Won't menu: View=>View Options/grid options and then set one of the labels to "Megapixels" do it for you?

You also have the choice of "Cropped Dimensions".

Hal


----------



## ebmarketa (Jul 8, 2011)

Thanks for the reply.

I tried megapixels and it's not what I need - it will be the same number for all of my photos. Cropped dimensions is also not useful for what I want. I use file size as one criterion to help me select the sharpest photo out of several nearly identical ones - the sharpest pictures is usually the largest. 

Marketa


----------



## Victoria Bampton (Jul 8, 2011)

Hi Marketa, can you explain a little further?  Is it pixel dimensions you're looking for, or file size on disc (i.e. in kb)?  The megapixels or cropped dimensions would give you a good idea of how much image is available, although file size would be smaller for more compressed images.  I'm not sure I'm quite understanding what you're looking for.


----------



## Hal P Anderson (Jul 8, 2011)

Victoria, 

I think I know what the OP wants: sharper pictures have finer detail, hence they won't compress as much. So they want to see the file size on disk to quickly judge which of several shots of the same scene is sharpest, which isn't available.



marketa,

I reckon that the answer is no, you can't do it. It's a worthy thing to want, though, and there's a pointer at the top of the home page of this forum that links to the official Adobe request site.

Hal


----------



## Victoria Bampton (Jul 8, 2011)

Interesting use - that makes sense


----------



## Brad Snyder (Jul 8, 2011)

If I understand you, you're asking for the size of the raw file, which you won't actually be using for anything. In order to use it, you'll have to export it, subject to a whole dialog box of configurable options. So you're asking for the size of a file that doesn't yet exist. 

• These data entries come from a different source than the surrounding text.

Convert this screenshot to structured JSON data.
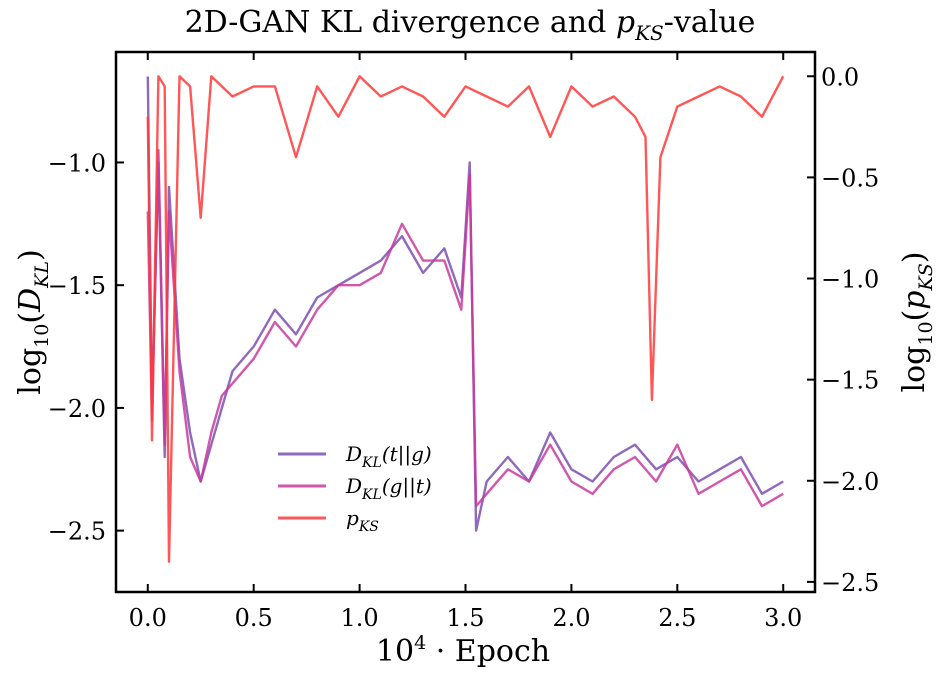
{
  "chart_data": {
    "type": "line",
    "title": "2D-GAN KL divergence and p_KS-value",
    "title_parts": {
      "pre": "2D-GAN KL divergence and ",
      "sym": "p",
      "sub": "KS",
      "post": "-value"
    },
    "xlabel": "10^4 · Epoch",
    "xlabel_parts": {
      "base": "10",
      "sup": "4",
      "rest": " · Epoch"
    },
    "ylabel_left": "log10(D_KL)",
    "ylabel_left_parts": {
      "fn": "log",
      "sub": "10",
      "open": "(",
      "sym": "D",
      "symsub": "KL",
      "close": ")"
    },
    "ylabel_right": "log10(p_KS)",
    "ylabel_right_parts": {
      "fn": "log",
      "sub": "10",
      "open": "(",
      "sym": "p",
      "symsub": "KS",
      "close": ")"
    },
    "xlim": [
      -0.15,
      3.15
    ],
    "ylim_left": [
      -2.75,
      -0.55
    ],
    "ylim_right": [
      -2.55,
      0.12
    ],
    "x_ticks": [
      0.0,
      0.5,
      1.0,
      1.5,
      2.0,
      2.5,
      3.0
    ],
    "x_tick_labels": [
      "0.0",
      "0.5",
      "1.0",
      "1.5",
      "2.0",
      "2.5",
      "3.0"
    ],
    "y_left_ticks": [
      -1.0,
      -1.5,
      -2.0,
      -2.5
    ],
    "y_left_tick_labels": [
      "−1.0",
      "−1.5",
      "−2.0",
      "−2.5"
    ],
    "y_right_ticks": [
      0.0,
      -0.5,
      -1.0,
      -1.5,
      -2.0,
      -2.5
    ],
    "y_right_tick_labels": [
      "0.0",
      "−0.5",
      "−1.0",
      "−1.5",
      "−2.0",
      "−2.5"
    ],
    "legend_position": "lower-left-center",
    "series": [
      {
        "name": "D_KL(t||g)",
        "legend": {
          "sym": "D",
          "sub": "KL",
          "args": "(t||g)"
        },
        "axis": "left",
        "color": "#7b4fb0",
        "x": [
          0,
          0.02,
          0.05,
          0.08,
          0.1,
          0.15,
          0.2,
          0.25,
          0.3,
          0.35,
          0.4,
          0.5,
          0.6,
          0.7,
          0.8,
          0.9,
          1.0,
          1.1,
          1.2,
          1.3,
          1.4,
          1.48,
          1.52,
          1.55,
          1.6,
          1.7,
          1.8,
          1.9,
          2.0,
          2.1,
          2.2,
          2.3,
          2.4,
          2.5,
          2.6,
          2.7,
          2.8,
          2.9,
          3.0
        ],
        "y": [
          -0.65,
          -2.0,
          -1.0,
          -2.2,
          -1.1,
          -1.8,
          -2.1,
          -2.3,
          -2.15,
          -2.0,
          -1.85,
          -1.75,
          -1.6,
          -1.7,
          -1.55,
          -1.5,
          -1.45,
          -1.4,
          -1.3,
          -1.45,
          -1.35,
          -1.55,
          -1.0,
          -2.5,
          -2.3,
          -2.2,
          -2.3,
          -2.1,
          -2.25,
          -2.3,
          -2.2,
          -2.15,
          -2.25,
          -2.2,
          -2.3,
          -2.25,
          -2.2,
          -2.35,
          -2.3
        ]
      },
      {
        "name": "D_KL(g||t)",
        "legend": {
          "sym": "D",
          "sub": "KL",
          "args": "(g||t)"
        },
        "axis": "left",
        "color": "#c8399c",
        "x": [
          0,
          0.02,
          0.05,
          0.08,
          0.1,
          0.15,
          0.2,
          0.25,
          0.3,
          0.35,
          0.4,
          0.5,
          0.6,
          0.7,
          0.8,
          0.9,
          1.0,
          1.1,
          1.2,
          1.3,
          1.4,
          1.48,
          1.52,
          1.55,
          1.6,
          1.7,
          1.8,
          1.9,
          2.0,
          2.1,
          2.2,
          2.3,
          2.4,
          2.5,
          2.6,
          2.7,
          2.8,
          2.9,
          3.0
        ],
        "y": [
          -1.2,
          -2.05,
          -0.95,
          -2.15,
          -1.2,
          -1.85,
          -2.2,
          -2.3,
          -2.1,
          -1.95,
          -1.9,
          -1.8,
          -1.65,
          -1.75,
          -1.6,
          -1.5,
          -1.5,
          -1.45,
          -1.25,
          -1.4,
          -1.4,
          -1.6,
          -1.05,
          -2.4,
          -2.35,
          -2.25,
          -2.3,
          -2.15,
          -2.3,
          -2.35,
          -2.25,
          -2.2,
          -2.3,
          -2.15,
          -2.35,
          -2.3,
          -2.25,
          -2.4,
          -2.35
        ]
      },
      {
        "name": "p_KS",
        "legend": {
          "sym": "p",
          "sub": "KS",
          "args": ""
        },
        "axis": "right",
        "color": "#ff3a3a",
        "x": [
          0,
          0.02,
          0.05,
          0.08,
          0.1,
          0.15,
          0.2,
          0.25,
          0.3,
          0.4,
          0.5,
          0.6,
          0.7,
          0.8,
          0.9,
          1.0,
          1.1,
          1.2,
          1.3,
          1.4,
          1.5,
          1.6,
          1.7,
          1.8,
          1.9,
          2.0,
          2.1,
          2.2,
          2.3,
          2.35,
          2.38,
          2.42,
          2.5,
          2.6,
          2.7,
          2.8,
          2.9,
          3.0
        ],
        "y": [
          -0.2,
          -1.8,
          0.0,
          -0.05,
          -2.4,
          0.0,
          -0.05,
          -0.7,
          0.0,
          -0.1,
          -0.05,
          -0.05,
          -0.4,
          -0.05,
          -0.2,
          0.0,
          -0.1,
          -0.05,
          -0.1,
          -0.2,
          -0.05,
          -0.1,
          -0.15,
          -0.05,
          -0.3,
          -0.05,
          -0.15,
          -0.1,
          -0.2,
          -0.3,
          -1.6,
          -0.4,
          -0.15,
          -0.1,
          -0.05,
          -0.1,
          -0.2,
          0.0
        ]
      }
    ]
  }
}
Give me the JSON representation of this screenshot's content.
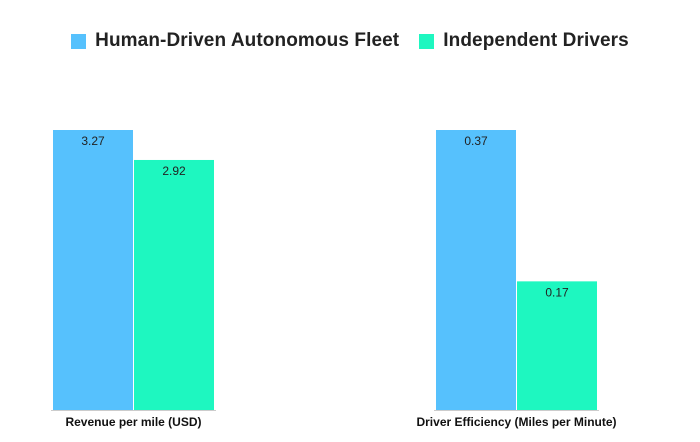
{
  "chart_data": [
    {
      "type": "bar",
      "categories": [
        "Revenue per mile (USD)"
      ],
      "series": [
        {
          "name": "Human-Driven Autonomous Fleet",
          "values": [
            3.27
          ]
        },
        {
          "name": "Independent Drivers",
          "values": [
            2.92
          ]
        }
      ],
      "ylim": [
        0,
        3.27
      ],
      "grid": false,
      "legend": "top-center"
    },
    {
      "type": "bar",
      "categories": [
        "Driver Efficiency (Miles per Minute)"
      ],
      "series": [
        {
          "name": "Human-Driven Autonomous Fleet",
          "values": [
            0.37
          ]
        },
        {
          "name": "Independent Drivers",
          "values": [
            0.17
          ]
        }
      ],
      "ylim": [
        0,
        0.37
      ],
      "grid": false,
      "legend": "top-center"
    }
  ],
  "legend": [
    {
      "name": "Human-Driven Autonomous Fleet",
      "color": "#56c1fd"
    },
    {
      "name": "Independent Drivers",
      "color": "#1ef7c0"
    }
  ]
}
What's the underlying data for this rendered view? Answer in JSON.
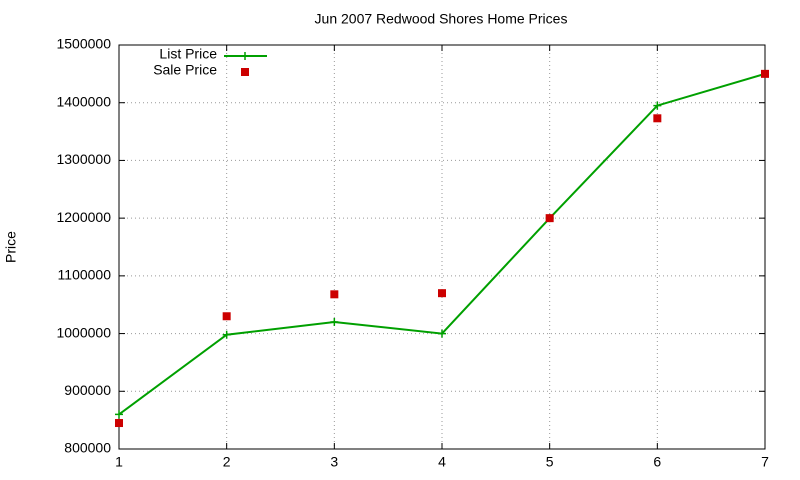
{
  "chart_data": {
    "type": "line",
    "title": "Jun 2007 Redwood Shores Home Prices",
    "y_label": "Price",
    "x": [
      1,
      2,
      3,
      4,
      5,
      6,
      7
    ],
    "series": [
      {
        "name": "List Price",
        "color": "#00a000",
        "style": "linespoints",
        "values": [
          860000,
          998000,
          1020000,
          1000000,
          1200000,
          1395000,
          1450000
        ]
      },
      {
        "name": "Sale Price",
        "color": "#cc0000",
        "style": "points",
        "values": [
          845000,
          1030000,
          1068000,
          1070000,
          1200000,
          1373000,
          1450000
        ]
      }
    ],
    "xlim": [
      1,
      7
    ],
    "xticks": [
      1,
      2,
      3,
      4,
      5,
      6,
      7
    ],
    "ylim": [
      800000,
      1500000
    ],
    "yticks": [
      800000,
      900000,
      1000000,
      1100000,
      1200000,
      1300000,
      1400000,
      1500000
    ],
    "grid": true,
    "legend": "top-left"
  }
}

That said, it does seem a) an oversight, or b) a weird design choice, that the variable isn't available for display.


----------



## dj_paige (Jul 8, 2011)

Hal P Anderson said:


> Victoria,
> 
> I think I know what the OP wants: sharper pictures have finer detail, hence they won't compress as much.
> 
> Hal



It would be nice to hear the original poster confirm that this is her reasoning ... instead of assuming this is what she is asking for.


----------



## b_gossweiler (Jul 8, 2011)

Hal P Anderson said:


> I think I know what the OP wants: sharper pictures have finer detail, hence they won't compress as much. ...



... and so do the ones with the most noise ...

Beat


----------



## ebmarketa (Jul 9, 2011)

Yes, Hal is correct. I like to see the file size in kb to help me decide which one of similar shots has the most detail. Since the photos were probably taken within seconds of each other, noise is not an issue. I can still compare the photos by clicking on each file and looking at file size in the metadata panel on the right but it's more awkward. I had Photo Mechanic configured to put file size right under the file name and hoped it was possible in Lightroom.  

Thanks for your replies.

Marketa

Marketa


----------